With the invention of super-speedy/easy Evite and Paperless Post, it has been years since I’ve done a real invitation. I like the convenience of instant. The on-line features make life so simple. But some of the savory slow gets lost in instant. Slow things like joys of going through the mail and finding something other than a mailer. Like opening a bright colored, hand-adressed envelope, hand addressed. Like the way holding a fun invitation can make the recipient feel special. Things like an RSVP phone call that connects a guest with the host who cared enough to plan an event to begin with.
So, off I went to the Dollar Tree to see what Luau-y thing I could find to make the invitation special – a tribute of sorts – to each kid. There I found these little beach bags that would fit perfectly in a 10X12 envelope. I added a fake flower, printed an invite (thank you cute clipart) on my computer and voila.
I had such fun.
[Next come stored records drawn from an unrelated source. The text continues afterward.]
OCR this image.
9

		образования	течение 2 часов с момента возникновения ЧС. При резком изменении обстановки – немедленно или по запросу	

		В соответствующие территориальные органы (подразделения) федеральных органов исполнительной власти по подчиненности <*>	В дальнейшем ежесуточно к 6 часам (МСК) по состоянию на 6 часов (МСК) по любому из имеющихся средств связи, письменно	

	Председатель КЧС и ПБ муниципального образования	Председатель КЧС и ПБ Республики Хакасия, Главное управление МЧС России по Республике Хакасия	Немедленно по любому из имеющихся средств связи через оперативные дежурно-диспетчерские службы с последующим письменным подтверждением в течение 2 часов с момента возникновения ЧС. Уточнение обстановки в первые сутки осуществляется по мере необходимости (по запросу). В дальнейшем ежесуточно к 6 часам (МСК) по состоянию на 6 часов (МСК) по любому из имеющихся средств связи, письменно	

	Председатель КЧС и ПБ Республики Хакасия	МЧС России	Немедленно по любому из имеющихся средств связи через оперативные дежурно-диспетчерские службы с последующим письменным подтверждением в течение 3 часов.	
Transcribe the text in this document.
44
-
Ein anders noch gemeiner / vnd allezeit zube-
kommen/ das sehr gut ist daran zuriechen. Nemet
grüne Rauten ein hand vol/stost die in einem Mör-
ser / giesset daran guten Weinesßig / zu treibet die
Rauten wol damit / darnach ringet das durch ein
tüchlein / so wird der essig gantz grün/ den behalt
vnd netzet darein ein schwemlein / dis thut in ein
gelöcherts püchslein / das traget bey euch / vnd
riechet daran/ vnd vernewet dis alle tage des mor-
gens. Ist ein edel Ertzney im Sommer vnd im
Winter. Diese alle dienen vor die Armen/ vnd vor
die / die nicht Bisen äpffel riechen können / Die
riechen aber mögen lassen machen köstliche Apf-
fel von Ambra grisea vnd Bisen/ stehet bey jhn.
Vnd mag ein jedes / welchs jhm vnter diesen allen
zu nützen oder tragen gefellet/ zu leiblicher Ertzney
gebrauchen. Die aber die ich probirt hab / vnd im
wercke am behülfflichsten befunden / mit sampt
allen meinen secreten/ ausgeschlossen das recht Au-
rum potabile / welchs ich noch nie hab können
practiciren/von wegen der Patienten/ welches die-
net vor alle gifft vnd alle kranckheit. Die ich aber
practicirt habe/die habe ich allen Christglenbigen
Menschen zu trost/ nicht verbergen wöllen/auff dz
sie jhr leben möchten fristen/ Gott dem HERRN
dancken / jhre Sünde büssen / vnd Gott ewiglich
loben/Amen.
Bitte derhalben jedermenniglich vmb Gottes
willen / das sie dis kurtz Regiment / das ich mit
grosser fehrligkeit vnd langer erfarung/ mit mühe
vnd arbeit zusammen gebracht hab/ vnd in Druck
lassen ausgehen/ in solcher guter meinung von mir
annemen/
I thought about each addressee as I made them and I hoped the goofy little bag would make every family feel special and loved. Because they are. Because those kids have hit a milestone worth celebrating. Slow was good.
I had forgotten.
So much of life is slow – regardless of technology’s need for speed. And maybe that’s why my kid feels unsettled. Maybe he thinks he needs to arrive now. But the truth is …. he won’t arrive for years. The real truth is … he may never arrive. Because it doesn’t seem that life is as much about arriving as it is about the journey.
Here’s to bringing back some slow. Developing film. Going to the Post Office. Making invitations. Adding some snail into all the instant as a reminder that most things worth waiting for require a wait. A wait that often brings with it wisdom and perspective and appreciation.
Thanks for walking the road with me.